MOTW: "The Breakfast Club" Review

Photo Credit: Universal Pictures

MOTW: "The Breakfast Club" Review

Rating: R (pervasive language, drug use, sexual content/crude content, and some violence)
Length: 97 minutes
Release Date: Feb. 15, 1985
Directed by: John Hughes
Genre: Comedy/Drama

Director John Hughes is known for box-office smashes such as "Ferris Bueller's Day Off" and "Sixteen Candles," but "The Breakfast Club" is arguably one of his best. The film begins as five very different teens, who all belong to different cliques, find themselves gathered on a Saturday morning in the library because they have each been given detention. At first, they don't get along at all, arguing over petty things and mocking each other in a childish game of one-upmanship. The only thing that unites them is their intense dislike of clueless Principal Richard Vernon (Paul Gleason).

As the day wears on, the jock Andrew (Emilio Estevez), nerd Brian (Anthony Michael Hall), troublemaker John (Judd Nelson), popular girl Claire (Molly Ringwald), and resident weirdo Allison (Ally Sheedy) begin to interact in a way that isn't confrontational. They begin to learn about each other's life and realize that everyone has problems, even seemingly pampered and privileged girls like Claire. Though they all come from very different worlds, each is straddled with crippling self-doubt, absentee parents, and a growing case of identity crisis. They slowly come to understand each other in a way that none of them thought possible as secrets are revealed and emotions begin to run high.

By the time Vernon releases them from the library to go home, they have managed to go on an emotional journey that could very well turn their lives upside down. Will the jock Andrew now be best buddies with rabble-rouser John? Will space cadet Allison and princess Claire start get shopping together on weekends? These questions are largely left to the audience to answer, but it sure looks like maybe this disparate group of people will begin to interact and set the high school clique system on its head.

The Brat Pack is the name given to a collective group of 1980s actors who starred in several films together. It is an alternate form of the Rat Pack, a group of singers and songwriters who also acted in films together in the 1950s and '60s. Many of the actors who are largely credited as being a part of the Brat Pack are in "The Breakfast Club," including Ringwald, Sheedy, Estevez, and Nelson. Though all of them had previous acting experience before this movie, none of them had quite achieved a great level of fame except Ringwald, a child actress who had a hit with "Sixteen Candles" the year before. Though Ringwald was the big draw, all of the actors in the film broke out and bettered their careers as a result of "The Breakfast Club." They all did superb work with their characters, with Nelson and Sheedy standing out in particular.
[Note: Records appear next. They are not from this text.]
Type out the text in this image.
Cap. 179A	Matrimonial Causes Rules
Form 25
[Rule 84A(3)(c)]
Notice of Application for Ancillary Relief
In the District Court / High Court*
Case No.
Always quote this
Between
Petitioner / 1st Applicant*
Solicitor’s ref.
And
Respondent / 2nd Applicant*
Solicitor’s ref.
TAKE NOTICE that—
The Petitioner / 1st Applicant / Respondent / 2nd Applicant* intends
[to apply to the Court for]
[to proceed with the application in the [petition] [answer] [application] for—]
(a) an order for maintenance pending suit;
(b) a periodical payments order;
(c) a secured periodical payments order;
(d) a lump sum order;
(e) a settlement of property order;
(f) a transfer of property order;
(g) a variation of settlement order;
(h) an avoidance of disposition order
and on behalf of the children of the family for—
What makes "The Breakfast Club" a hit is not just the script or superb character interactions; the soundtrack no less epic. In the 1980s, many movies, particularly in the teen genre, were just as popular for their soundtracks as they were for their overall quality. Though the film actually does not get overshadowed by the music being used, it certainly gets a boost from it. One of the most iconic moments from the film is the dance scene where all the students let down their guards and dance together in a well-done montage to Karla DeVito's "We Are Not Alone." It's a fantastic scene because the music is an integral part of the group coming together without any of the defensiveness, bitterness, or self-consciousness that marked their initial interactions. Of course, arguably the most famous song to come out of the soundtrack is "Don't You (Forget About Me)" by Simple Minds, which was a huge hit that came to be a teen anthem of sorts.

The film was released in 1985, which means a few things are a bit dated in it. The clothes and hairstyles are certainly no longer in vogue, but the movie doesn't lose its touch at all. It still translates well today, especially because teenagers in high school still tend to hang out in predetermined cliques. Very few movies from the 1980s can still stand up to scrutiny and be relevant today, but "The Breakfast Club" is one of them. It also spawned the Brat Pack and launched the careers of all of the main actors, so it is a pop culture touchstone of sorts. Even those who weren't even born when the film hit theaters can appreciate the film and the message it is trying to send, which is why it still stands today as one of the better and most memorable movies of its age and genre.